We can see that by changing to a CNN for images we have gained around 2 percent accuracy already. If you want to play around with this example you will be able to gain even more by modifying the network to include regularization methods such as dropout, augmenting or preprocessing your data, constructing larger and deeper models and finding better hyperparameters such as learning rates or mini-batch sizes.  

### How well did the model do?
In Machine Learning research it is crucial to compare and contrast a model to other researchers implementations. Many of the current Machine Learning datasets are posed as benchmarks where results are rigorously tracked in order to examine the efficiency and efficacy of a model or algorithm proposition.

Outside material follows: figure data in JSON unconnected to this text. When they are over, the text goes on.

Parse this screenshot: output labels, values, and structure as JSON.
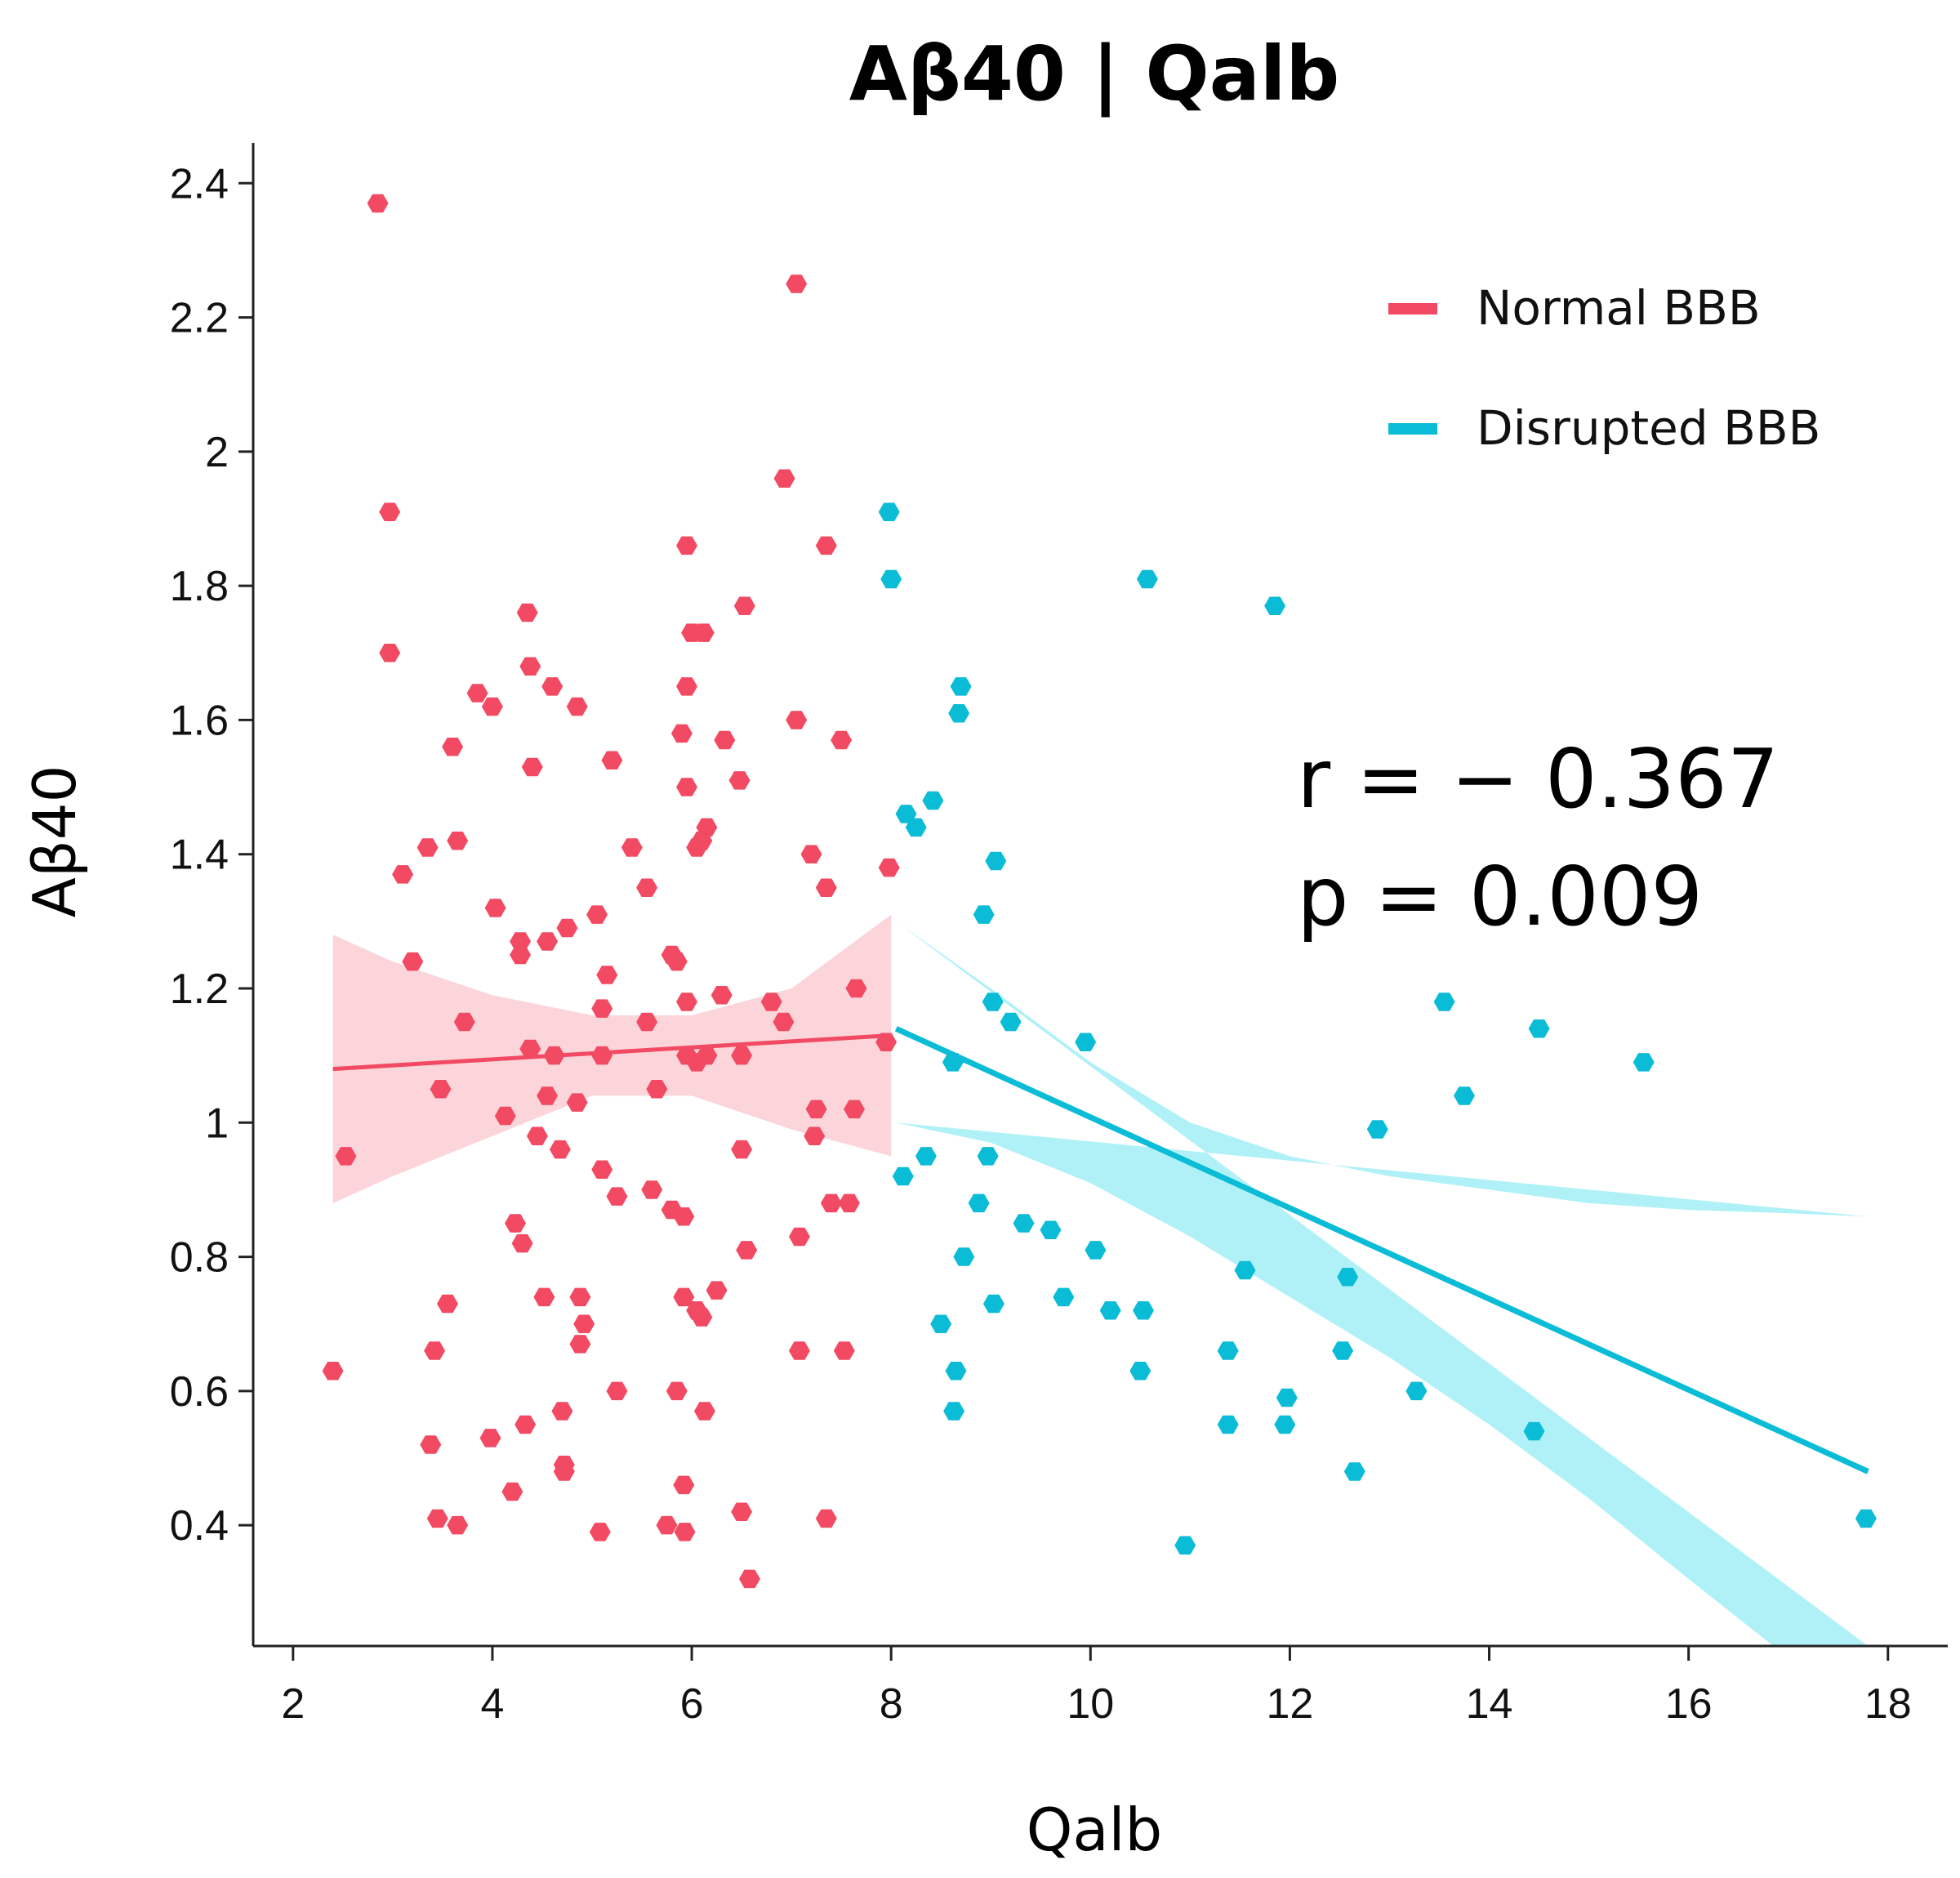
{
  "chart_data": {
    "type": "scatter",
    "title": "Aβ40 | Qalb",
    "xlabel": "Qalb",
    "ylabel": "Aβ40",
    "xlim": [
      1.6,
      18.6
    ],
    "ylim": [
      0.22,
      2.46
    ],
    "x_ticks": [
      2,
      4,
      6,
      8,
      10,
      12,
      14,
      16,
      18
    ],
    "x_tick_labels": [
      "2",
      "4",
      "6",
      "8",
      "10",
      "12",
      "14",
      "16",
      "18"
    ],
    "y_ticks": [
      0.4,
      0.6,
      0.8,
      1.0,
      1.2,
      1.4,
      1.6,
      1.8,
      2.0,
      2.2,
      2.4
    ],
    "y_tick_labels": [
      "0.4",
      "0.6",
      "0.8",
      "1",
      "1.2",
      "1.4",
      "1.6",
      "1.8",
      "2",
      "2.2",
      "2.4"
    ],
    "legend_position": "top-right",
    "annotations": [
      {
        "text": "r = − 0.367"
      },
      {
        "text": "p = 0.009"
      }
    ],
    "series": [
      {
        "name": "Normal BBB",
        "color": "#f24a63",
        "band_color": "#fbd5da",
        "fit": {
          "x": [
            2.4,
            8.0
          ],
          "y": [
            1.08,
            1.13
          ]
        },
        "ci_upper": [
          [
            2.4,
            1.28
          ],
          [
            3.0,
            1.24
          ],
          [
            4.0,
            1.19
          ],
          [
            5.0,
            1.16
          ],
          [
            6.0,
            1.16
          ],
          [
            7.0,
            1.2
          ],
          [
            8.0,
            1.31
          ]
        ],
        "ci_lower": [
          [
            2.4,
            0.88
          ],
          [
            3.0,
            0.92
          ],
          [
            4.0,
            0.98
          ],
          [
            5.0,
            1.04
          ],
          [
            6.0,
            1.04
          ],
          [
            7.0,
            0.99
          ],
          [
            8.0,
            0.95
          ]
        ],
        "points": [
          [
            2.85,
            2.37
          ],
          [
            7.05,
            2.25
          ],
          [
            2.97,
            1.91
          ],
          [
            6.93,
            1.96
          ],
          [
            2.97,
            1.7
          ],
          [
            7.35,
            1.86
          ],
          [
            5.95,
            1.86
          ],
          [
            4.35,
            1.76
          ],
          [
            6.0,
            1.73
          ],
          [
            6.12,
            1.73
          ],
          [
            6.53,
            1.77
          ],
          [
            4.38,
            1.68
          ],
          [
            3.85,
            1.64
          ],
          [
            4.0,
            1.62
          ],
          [
            4.6,
            1.65
          ],
          [
            4.85,
            1.62
          ],
          [
            5.95,
            1.65
          ],
          [
            7.05,
            1.6
          ],
          [
            7.5,
            1.57
          ],
          [
            5.9,
            1.58
          ],
          [
            6.33,
            1.57
          ],
          [
            3.6,
            1.56
          ],
          [
            4.4,
            1.53
          ],
          [
            5.2,
            1.54
          ],
          [
            5.95,
            1.5
          ],
          [
            6.48,
            1.51
          ],
          [
            3.65,
            1.42
          ],
          [
            3.35,
            1.41
          ],
          [
            5.4,
            1.41
          ],
          [
            6.05,
            1.41
          ],
          [
            6.15,
            1.44
          ],
          [
            6.1,
            1.42
          ],
          [
            7.2,
            1.4
          ],
          [
            3.1,
            1.37
          ],
          [
            7.98,
            1.38
          ],
          [
            5.55,
            1.35
          ],
          [
            7.35,
            1.35
          ],
          [
            4.03,
            1.32
          ],
          [
            5.05,
            1.31
          ],
          [
            4.75,
            1.29
          ],
          [
            4.55,
            1.27
          ],
          [
            4.28,
            1.27
          ],
          [
            4.28,
            1.25
          ],
          [
            5.85,
            1.24
          ],
          [
            5.8,
            1.25
          ],
          [
            3.2,
            1.24
          ],
          [
            5.15,
            1.22
          ],
          [
            6.3,
            1.19
          ],
          [
            6.8,
            1.18
          ],
          [
            5.95,
            1.18
          ],
          [
            7.65,
            1.2
          ],
          [
            3.72,
            1.15
          ],
          [
            5.1,
            1.17
          ],
          [
            5.55,
            1.15
          ],
          [
            6.92,
            1.15
          ],
          [
            4.38,
            1.11
          ],
          [
            6.15,
            1.1
          ],
          [
            6.05,
            1.09
          ],
          [
            5.95,
            1.1
          ],
          [
            6.5,
            1.1
          ],
          [
            4.62,
            1.1
          ],
          [
            5.1,
            1.1
          ],
          [
            7.95,
            1.12
          ],
          [
            3.48,
            1.05
          ],
          [
            5.65,
            1.05
          ],
          [
            4.55,
            1.04
          ],
          [
            4.85,
            1.03
          ],
          [
            4.13,
            1.01
          ],
          [
            7.25,
            1.02
          ],
          [
            7.63,
            1.02
          ],
          [
            4.45,
            0.98
          ],
          [
            7.23,
            0.98
          ],
          [
            4.68,
            0.96
          ],
          [
            6.5,
            0.96
          ],
          [
            2.53,
            0.95
          ],
          [
            5.1,
            0.93
          ],
          [
            5.6,
            0.9
          ],
          [
            5.25,
            0.89
          ],
          [
            5.8,
            0.87
          ],
          [
            5.92,
            0.86
          ],
          [
            7.4,
            0.88
          ],
          [
            7.58,
            0.88
          ],
          [
            4.23,
            0.85
          ],
          [
            4.3,
            0.82
          ],
          [
            7.08,
            0.83
          ],
          [
            6.55,
            0.81
          ],
          [
            6.25,
            0.75
          ],
          [
            4.88,
            0.74
          ],
          [
            5.92,
            0.74
          ],
          [
            3.55,
            0.73
          ],
          [
            4.52,
            0.74
          ],
          [
            6.05,
            0.72
          ],
          [
            6.1,
            0.71
          ],
          [
            4.92,
            0.7
          ],
          [
            4.88,
            0.67
          ],
          [
            3.42,
            0.66
          ],
          [
            7.08,
            0.66
          ],
          [
            7.53,
            0.66
          ],
          [
            2.4,
            0.63
          ],
          [
            5.85,
            0.6
          ],
          [
            5.25,
            0.6
          ],
          [
            4.7,
            0.57
          ],
          [
            6.13,
            0.57
          ],
          [
            4.33,
            0.55
          ],
          [
            3.98,
            0.53
          ],
          [
            3.38,
            0.52
          ],
          [
            4.72,
            0.49
          ],
          [
            4.72,
            0.48
          ],
          [
            5.92,
            0.46
          ],
          [
            4.2,
            0.45
          ],
          [
            6.5,
            0.42
          ],
          [
            7.35,
            0.41
          ],
          [
            3.45,
            0.41
          ],
          [
            3.65,
            0.4
          ],
          [
            5.75,
            0.4
          ],
          [
            5.08,
            0.39
          ],
          [
            5.93,
            0.39
          ],
          [
            6.58,
            0.32
          ]
        ]
      },
      {
        "name": "Disrupted BBB",
        "color": "#0bbcd6",
        "band_color": "#b0f1f8",
        "fit": {
          "x": [
            8.05,
            17.8
          ],
          "y": [
            1.14,
            0.48
          ]
        },
        "ci_upper": [
          [
            8.05,
            1.3
          ],
          [
            9.0,
            1.2
          ],
          [
            10.0,
            1.09
          ],
          [
            11.0,
            1.0
          ],
          [
            12.0,
            0.95
          ],
          [
            13.0,
            0.92
          ],
          [
            14.0,
            0.9
          ],
          [
            15.0,
            0.88
          ],
          [
            16.0,
            0.87
          ],
          [
            17.0,
            0.865
          ],
          [
            17.8,
            0.86
          ]
        ],
        "ci_lower": [
          [
            17.8,
            0.22
          ],
          [
            16.85,
            0.22
          ],
          [
            16.0,
            0.32
          ],
          [
            15.0,
            0.44
          ],
          [
            14.0,
            0.55
          ],
          [
            13.0,
            0.65
          ],
          [
            12.0,
            0.74
          ],
          [
            11.0,
            0.83
          ],
          [
            10.0,
            0.91
          ],
          [
            9.0,
            0.97
          ],
          [
            8.05,
            1.0
          ]
        ],
        "points": [
          [
            7.98,
            1.91
          ],
          [
            8.0,
            1.81
          ],
          [
            10.57,
            1.81
          ],
          [
            11.85,
            1.77
          ],
          [
            8.7,
            1.65
          ],
          [
            8.68,
            1.61
          ],
          [
            8.42,
            1.48
          ],
          [
            8.15,
            1.46
          ],
          [
            8.25,
            1.44
          ],
          [
            9.05,
            1.39
          ],
          [
            8.93,
            1.31
          ],
          [
            13.55,
            1.18
          ],
          [
            9.02,
            1.18
          ],
          [
            9.2,
            1.15
          ],
          [
            9.95,
            1.12
          ],
          [
            14.5,
            1.14
          ],
          [
            8.62,
            1.09
          ],
          [
            15.55,
            1.09
          ],
          [
            13.75,
            1.04
          ],
          [
            12.88,
            0.99
          ],
          [
            8.35,
            0.95
          ],
          [
            8.97,
            0.95
          ],
          [
            8.12,
            0.92
          ],
          [
            8.88,
            0.88
          ],
          [
            9.33,
            0.85
          ],
          [
            9.6,
            0.84
          ],
          [
            8.73,
            0.8
          ],
          [
            10.05,
            0.81
          ],
          [
            11.55,
            0.78
          ],
          [
            12.58,
            0.77
          ],
          [
            9.73,
            0.74
          ],
          [
            9.03,
            0.73
          ],
          [
            10.2,
            0.72
          ],
          [
            10.53,
            0.72
          ],
          [
            8.5,
            0.7
          ],
          [
            11.38,
            0.66
          ],
          [
            12.53,
            0.66
          ],
          [
            8.65,
            0.63
          ],
          [
            10.5,
            0.63
          ],
          [
            13.27,
            0.6
          ],
          [
            11.97,
            0.59
          ],
          [
            8.63,
            0.57
          ],
          [
            11.38,
            0.55
          ],
          [
            11.95,
            0.55
          ],
          [
            14.45,
            0.54
          ],
          [
            12.65,
            0.48
          ],
          [
            17.78,
            0.41
          ],
          [
            10.95,
            0.37
          ]
        ]
      }
    ]
  }
}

For the fashion MNIST dataset you can check how well both of your models (from scratch and in PyTorch) perform here:
http://fashion-mnist.s3-website.eu-central-1.amazonaws.com/#

Do keep in mind that in order to analyze the usefulness of a method one should always compare and contrast on a variety of different datasets with varying task and complexity.